The central nervous system (CNS) is an immune-privileged organ that is separated from the peripheral immune system. However, immune cells can infiltrate the CNS and induce local inflammation, as typically observed in patients with Multiple Sclerosis (MS). MS is an autoimmune disease and accumulating evidence suggests that autoreactive CD4+ T cells play a crucial role in its pathogenesis.

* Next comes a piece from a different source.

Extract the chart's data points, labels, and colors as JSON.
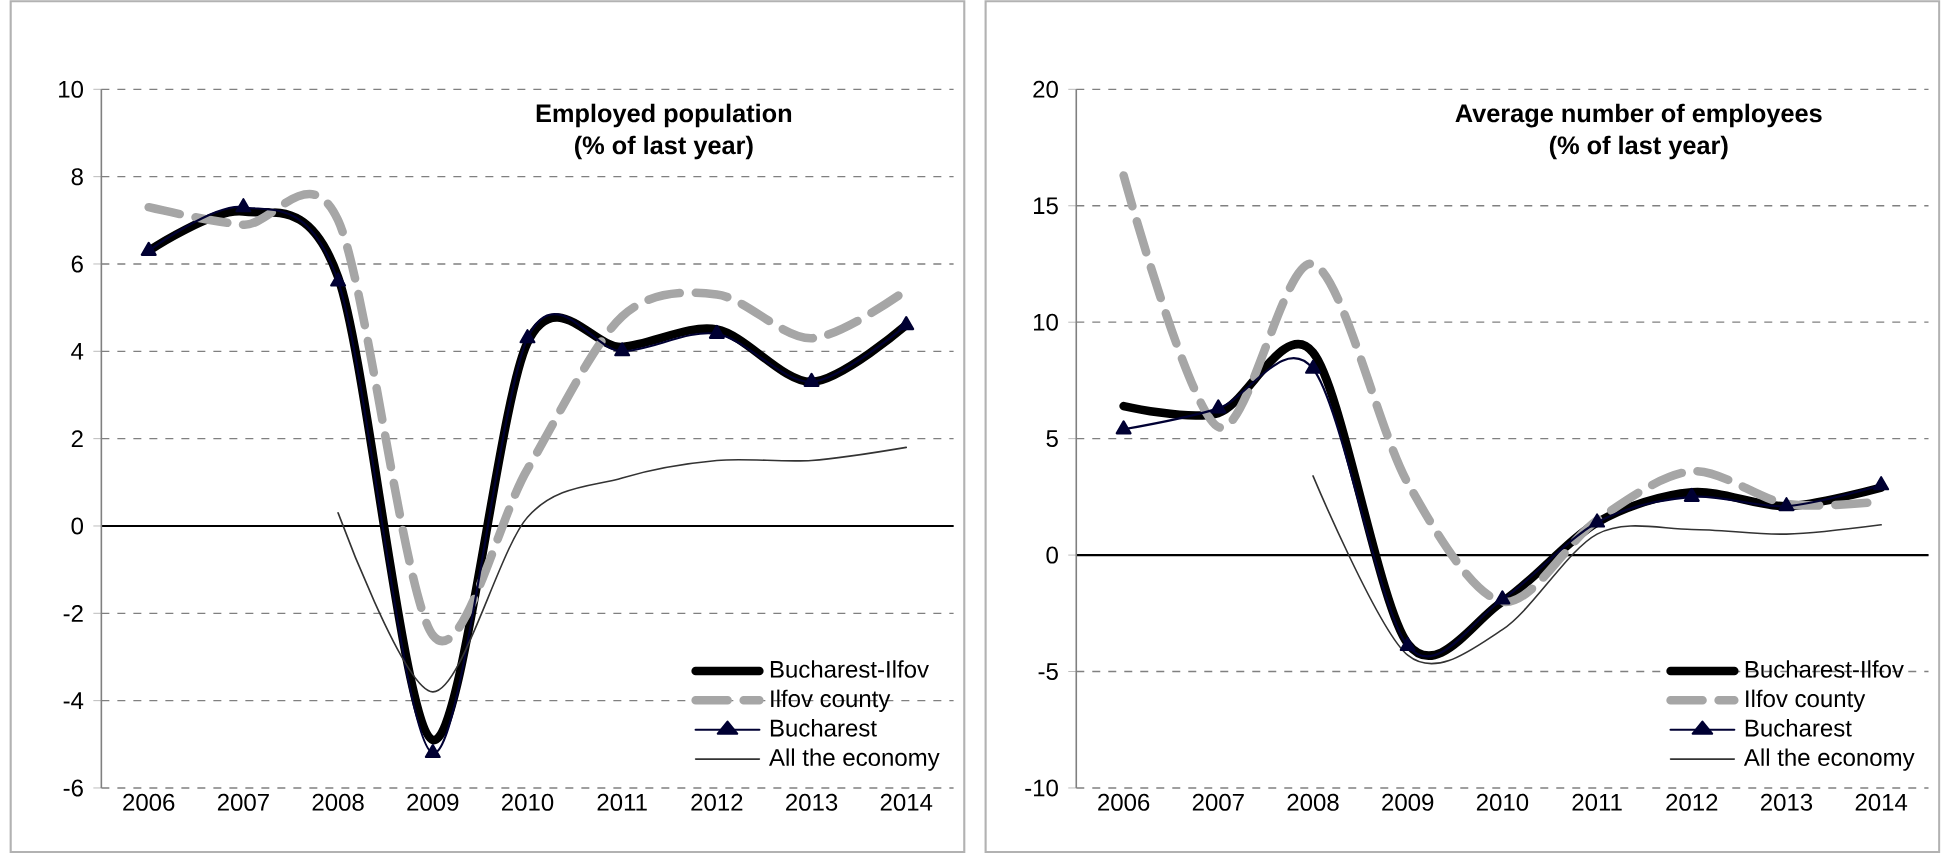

Our group has been studying how the autoreactive T cells induce inflammation in the CNS using Experimental Autoimmune Encephalomyelitis (EAE), an animal model for MS. We visualized the infiltration and activation of autoreactive T cells in the CNS using intravital imaging and used a genome wide CRISPR screen to elucidate the essential molecules required for the initial step of lesion formation, the infiltration of autoreactive T cell to the CNS. For inflammatory CNS lesions to form and expand, this initial infiltration of pioneering myelin basic protein (MBP)-specific T cells mainly to the meninges has to be followed by i) the infiltration of further autoreactive T cells to the CNS parenchyma, ii) the invasion of a secondary wave of T cells across the breached blood-brain barrier and iii) the local activation of autoreactive T cells. Here we want to make use of our CRISPR screen approach to identify the molecules that regulate these processes and thus determine how initial sites of T cell infiltration turn into inflammatory CNS lesions. We believe this unbiased approach will lead to novel insights as it will e.g. allow us to reveal shared and stage-specific regulators of T cell infiltration and delineate potential CNS-specific regulators of T cell activation. Our study thus will not only provide a comprehensive understanding of the molecular regulation of CNS lesions formation but can also provide new therapeutic targets that act at different stages of CNS inflammation.
DFG Programme Research Grants
Co-Investigator Arek Kendirli, Ph.D.